A Europe-wide freeze this month sparked concerns over U.K. gas reserves while shedding inconclusive light on how wind can help cope with extreme low temperatures.
The U.K.’s National Grid warned that gas supplies could run out at the beginning of March as Britain succumbed to what papers called the "Beast from the East," an Arctic anticyclone combined with a winter storm that sent mercury plunging across the British Isles.
With snow bringing much of the U.K. to a standstill, the wholesale price of gas went up by 108 percent to its highest level in at least a decade. Supply fears caused the country to rein in combined-cycle gas turbine generation, forcing other technologies to step into the breach.
The most important of these was coal. For much of the eight days or so that the U.K. was snowed under, the country’s 10.6 gigawatts of coal generation was running full throttle.
Britain’s nuclear fleet, meanwhile, maintained a constant output of around 7.5 gigawatts, somewhat less than the nation’s total reactor capacity because of scheduled and unscheduled outages.
And what about wind?
For several days, according to data from Gridwatch, wind was able to supply as much electricity as coal. Later in the month, wind generation broke a new record, delivering 14.2 gigawatts to the U.K. grid and covering 34.2 percent of electricity demand, Reuters reported.
But it is also true that as gusts from winter storm Emma dropped toward the end of the early March freeze, so did wind farm production, forcing gas turbines to increase their output again.
Nonetheless, in some quarters wind power was seen as having helped the U.K. to avert a drastic gas shortage. As a second cold snap hit the country in the middle of the month, The Telegraph praised the wind industry’s performance.
“The gas market was able to weather a second sweep of freezing temperatures over the weekend in part because the ‘Beast from the East’ brought record wind power output which cut the need for gas-fired power plants,” it said.

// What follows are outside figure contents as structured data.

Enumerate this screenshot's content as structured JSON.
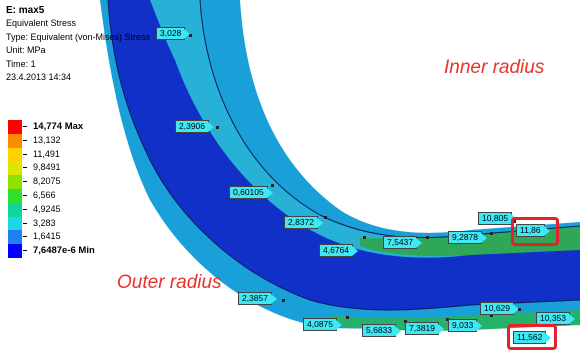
{
  "info": {
    "title": "E: max5",
    "result": "Equivalent Stress",
    "type": "Type: Equivalent (von-Mises) Stress",
    "unit": "Unit: MPa",
    "time": "Time: 1",
    "date": "23.4.2013 14:34"
  },
  "legend": {
    "entries": [
      {
        "label": "14,774 Max",
        "color": "#ff0000",
        "bold": true
      },
      {
        "label": "13,132",
        "color": "#ff8c00",
        "bold": false
      },
      {
        "label": "11,491",
        "color": "#ffd200",
        "bold": false
      },
      {
        "label": "9,8491",
        "color": "#dce600",
        "bold": false
      },
      {
        "label": "8,2075",
        "color": "#8ee100",
        "bold": false
      },
      {
        "label": "6,566",
        "color": "#2ee12e",
        "bold": false
      },
      {
        "label": "4,9245",
        "color": "#15d49a",
        "bold": false
      },
      {
        "label": "3,283",
        "color": "#1ad8e8",
        "bold": false
      },
      {
        "label": "1,6415",
        "color": "#1f82f0",
        "bold": false
      },
      {
        "label": "7,6487e-6 Min",
        "color": "#0000ff",
        "bold": true
      }
    ]
  },
  "probes": [
    {
      "value": "3,028"
    },
    {
      "value": "2,3906"
    },
    {
      "value": "0,60105"
    },
    {
      "value": "2,8372"
    },
    {
      "value": "4,6764"
    },
    {
      "value": "7,5437"
    },
    {
      "value": "9,2878"
    },
    {
      "value": "10,805"
    },
    {
      "value": "11,86"
    },
    {
      "value": "2,3857"
    },
    {
      "value": "4,0875"
    },
    {
      "value": "5,6833"
    },
    {
      "value": "7,3819"
    },
    {
      "value": "9,033"
    },
    {
      "value": "10,629"
    },
    {
      "value": "10,353"
    },
    {
      "value": "11,562"
    }
  ],
  "annotations": {
    "inner": "Inner radius",
    "outer": "Outer radius"
  },
  "colors": {
    "deep_blue": "#1030c8",
    "mid_blue": "#1aa0d8",
    "cyan": "#2cc8d8",
    "green": "#2ea858",
    "highlight_red": "#e8202a",
    "annotation_red": "#e8332a",
    "probe_bg": "#3ee8f5"
  }
}
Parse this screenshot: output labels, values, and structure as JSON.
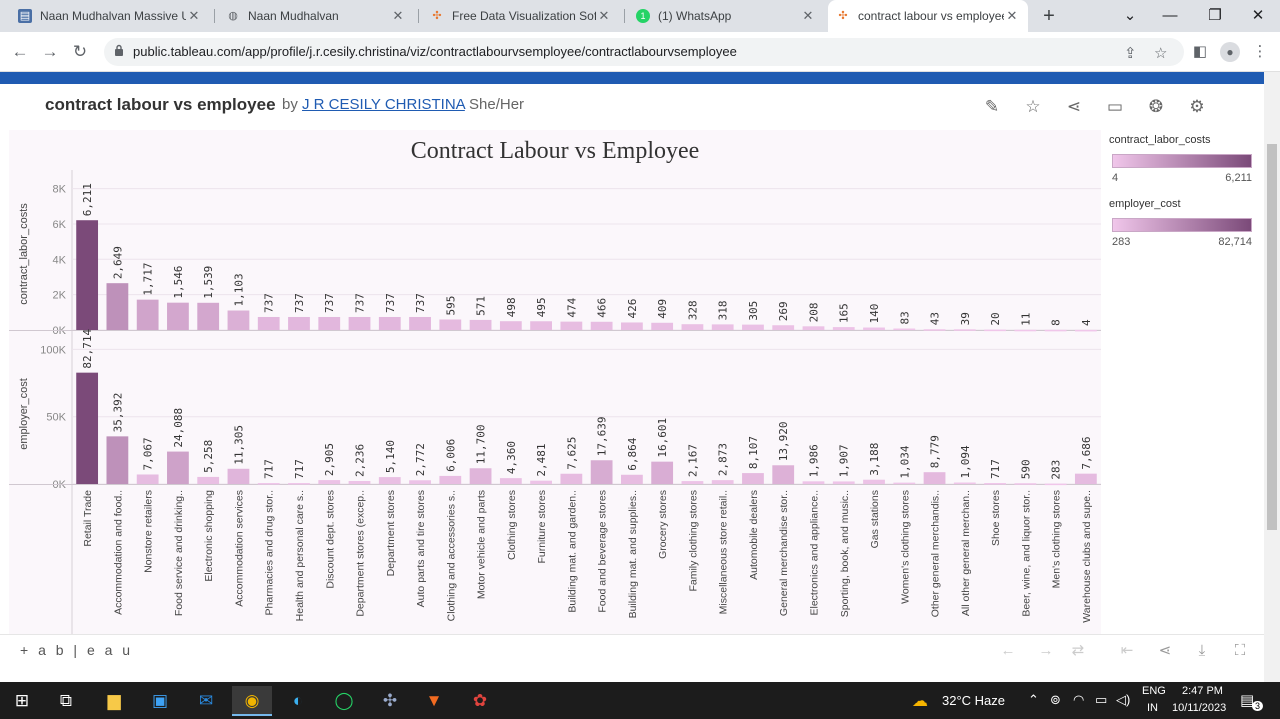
{
  "browser": {
    "tabs": [
      {
        "title": "Naan Mudhalvan Massive U",
        "icon": "book-icon"
      },
      {
        "title": "Naan Mudhalvan",
        "icon": "globe-icon"
      },
      {
        "title": "Free Data Visualization Softw",
        "icon": "tableau-icon"
      },
      {
        "title": "(1) WhatsApp",
        "icon": "whatsapp-icon"
      },
      {
        "title": "contract labour vs employee",
        "icon": "tableau-icon"
      }
    ],
    "url": "public.tableau.com/app/profile/j.r.cesily.christina/viz/contractlabourvsemployee/contractlabourvsemployee"
  },
  "viz": {
    "title": "contract labour vs employee",
    "by": "by",
    "author": "J R CESILY CHRISTINA",
    "pronouns": "She/Her",
    "footer_logo": "+ a b | e a u"
  },
  "legends": [
    {
      "title": "contract_labor_costs",
      "min": "4",
      "max": "6,211"
    },
    {
      "title": "employer_cost",
      "min": "283",
      "max": "82,714"
    }
  ],
  "colors": {
    "light": "#f0c6ea",
    "dark": "#7b4a79",
    "brand": "#1f5bb2"
  },
  "chart_data": {
    "type": "bar",
    "title": "Contract Labour vs Employee",
    "categories": [
      "Retail Trade",
      "Accommodation and food..",
      "Nonstore retailers",
      "Food service and drinking..",
      "Electronic shopping",
      "Accommodation services",
      "Pharmacies and drug stor..",
      "Health and personal care s..",
      "Discount dept. stores",
      "Department stores (excep..",
      "Department stores",
      "Auto parts and tire stores",
      "Clothing and accessories s..",
      "Motor vehicle and parts",
      "Clothing stores",
      "Furniture stores",
      "Building mat. and garden..",
      "Food and beverage stores",
      "Building mat. and supplies..",
      "Grocery stores",
      "Family clothing stores",
      "Miscellaneous store retail..",
      "Automobile dealers",
      "General merchandise stor..",
      "Electronics and appliance..",
      "Sporting, book, and music..",
      "Gas stations",
      "Women's clothing stores",
      "Other general merchandis..",
      "All other general merchan..",
      "Shoe stores",
      "Beer, wine, and liquor stor..",
      "Men's clothing stores",
      "Warehouse clubs and supe.."
    ],
    "series": [
      {
        "name": "contract_labor_costs",
        "values": [
          6211,
          2649,
          1717,
          1546,
          1539,
          1103,
          737,
          737,
          737,
          737,
          737,
          737,
          595,
          571,
          498,
          495,
          474,
          466,
          426,
          409,
          328,
          318,
          305,
          269,
          208,
          165,
          140,
          83,
          43,
          39,
          20,
          11,
          8,
          4
        ],
        "labels": [
          "6,211",
          "2,649",
          "1,717",
          "1,546",
          "1,539",
          "1,103",
          "737",
          "737",
          "737",
          "737",
          "737",
          "737",
          "595",
          "571",
          "498",
          "495",
          "474",
          "466",
          "426",
          "409",
          "328",
          "318",
          "305",
          "269",
          "208",
          "165",
          "140",
          "83",
          "43",
          "39",
          "20",
          "11",
          "8",
          "4"
        ],
        "ylabel": "contract_labor_costs",
        "ticks": [
          {
            "v": 0,
            "t": "0K"
          },
          {
            "v": 2000,
            "t": "2K"
          },
          {
            "v": 4000,
            "t": "4K"
          },
          {
            "v": 6000,
            "t": "6K"
          },
          {
            "v": 8000,
            "t": "8K"
          }
        ],
        "ylim": [
          0,
          8600
        ]
      },
      {
        "name": "employer_cost",
        "values": [
          82714,
          35392,
          7067,
          24088,
          5258,
          11305,
          717,
          717,
          2905,
          2236,
          5140,
          2772,
          6006,
          11700,
          4360,
          2481,
          7625,
          17639,
          6864,
          16601,
          2167,
          2873,
          8107,
          13920,
          1986,
          1907,
          3188,
          1034,
          8779,
          1094,
          717,
          590,
          283,
          7686
        ],
        "labels": [
          "82,714",
          "35,392",
          "7,067",
          "24,088",
          "5,258",
          "11,305",
          "717",
          "717",
          "2,905",
          "2,236",
          "5,140",
          "2,772",
          "6,006",
          "11,700",
          "4,360",
          "2,481",
          "7,625",
          "17,639",
          "6,864",
          "16,601",
          "2,167",
          "2,873",
          "8,107",
          "13,920",
          "1,986",
          "1,907",
          "3,188",
          "1,034",
          "8,779",
          "1,094",
          "717",
          "590",
          "283",
          "7,686"
        ],
        "ylabel": "employer_cost",
        "ticks": [
          {
            "v": 0,
            "t": "0K"
          },
          {
            "v": 50000,
            "t": "50K"
          },
          {
            "v": 100000,
            "t": "100K"
          }
        ],
        "ylim": [
          0,
          104000
        ]
      }
    ]
  },
  "taskbar": {
    "weather": "32°C  Haze",
    "lang1": "ENG",
    "lang2": "IN",
    "time": "2:47 PM",
    "date": "10/11/2023",
    "notif": "3"
  }
}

The issue of gas reserves is particularly sensitive because the U.K. gets most of its supplies from Europe. European gas markets, in turn, are dominated by Russia, which is currently in a diplomatic standoff with the U.K. over the poisoning of an ex-Russian spy on British soil.
With cold weather conditions persisting in many parts of Britain, gas advocates have called for greater exploitation of native gas reserves, including fracking and extracting more from the North Sea.

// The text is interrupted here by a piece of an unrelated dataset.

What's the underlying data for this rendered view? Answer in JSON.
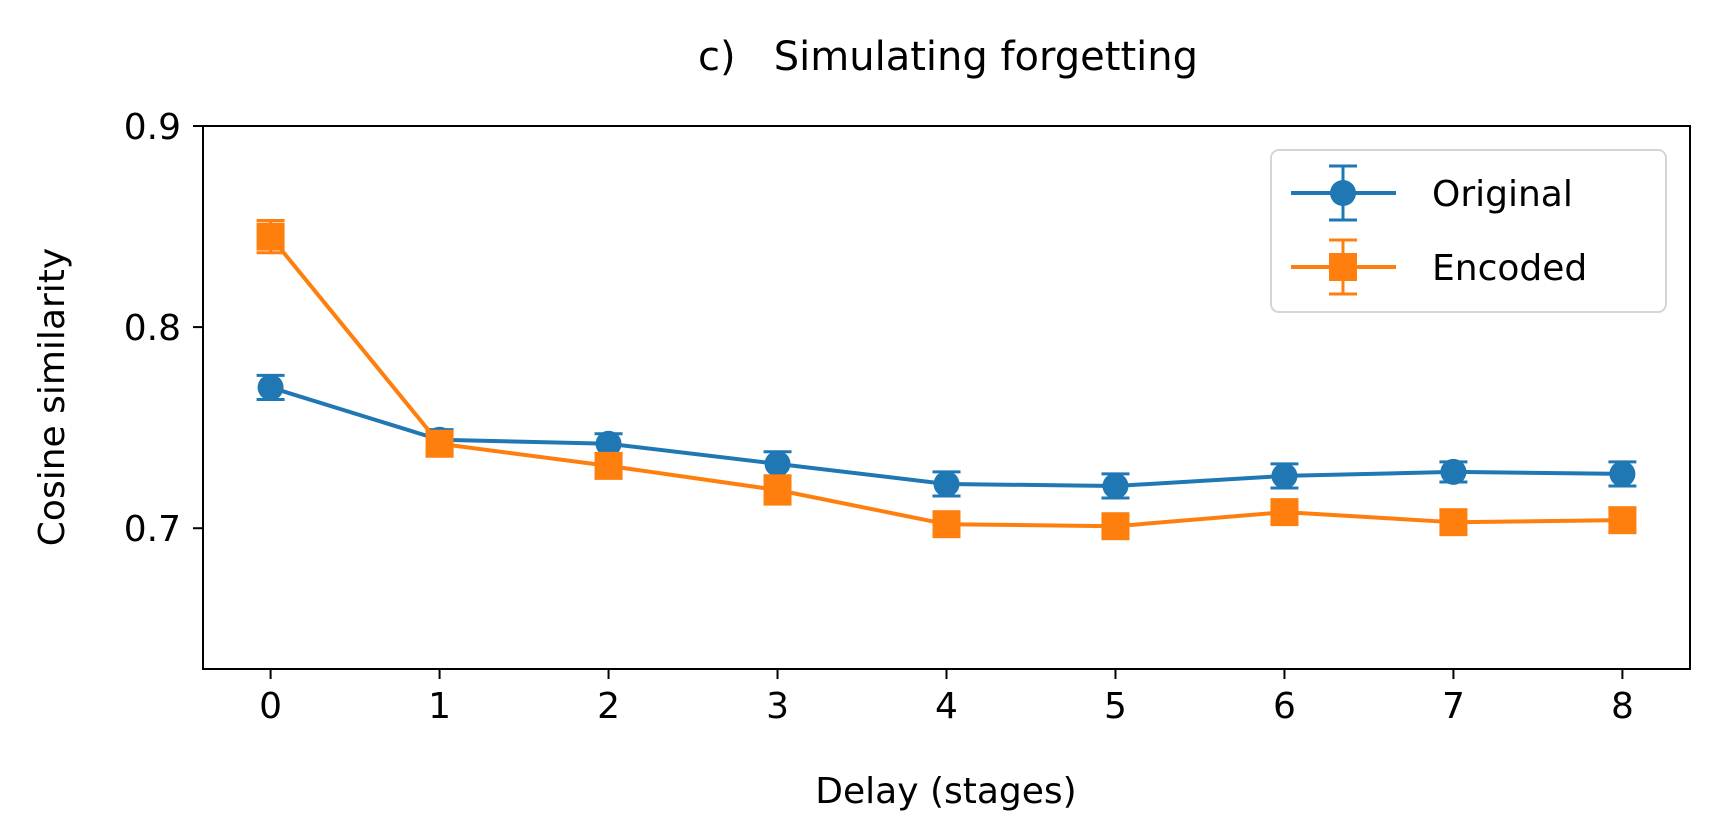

Richard Heap, an analyst with Oxford, U.K.-based cleantech consultancy the Tamarindo Group, said the Beast from the East would likely seem rather tame to observers from countries such as Canada or Norway.
“But for the U.K., the conditions are pretty unprecedented and are prompting a debate about energy policy,” he said. “Everyone is pushing their own agenda. This will surely raise calls for more investment in shale gas, fracking and protection for coal.”

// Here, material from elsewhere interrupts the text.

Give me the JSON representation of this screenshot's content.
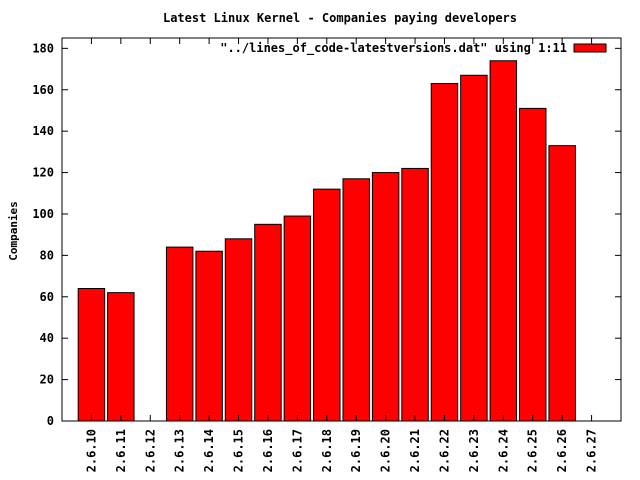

Agendas aside, what happened with Britain’s energy system during the cold snap does raise questions over how the country will cope once most of its coal and nuclear fleet has been retired.
National Grid’s most recent capacity auction saw gas emerging as the favored technology for grid reserves, which could leave the U.K. exposed if this month’s weather conditions return in the future.
Paul-Frederik Bach, an energy consultant who studies electricity systems in Denmark, Germany and Great Britain, said fears over U.K. gas supplies and rising wind generation were raised by Howard Rogers of the Oxford Institute for Energy Studies in 2011.
“The recent supply problems confirm his analyses,” said Bach.
In planning for the future, Bach indicated that policymakers should distinguish between lack of system adequacy, which could lead to reductions in electricity supply, and lack of system security, which could lead to blackouts.
System security looks to become a bigger issue for the U.K. energy system as traditional generation is shuttered. And it is not an issue that wind alone can solve.
Nevertheless, said Bach: “I would go far to maintain control of the power system during resource shortages, because the restoration after a blackout can be complicated and time-consuming.”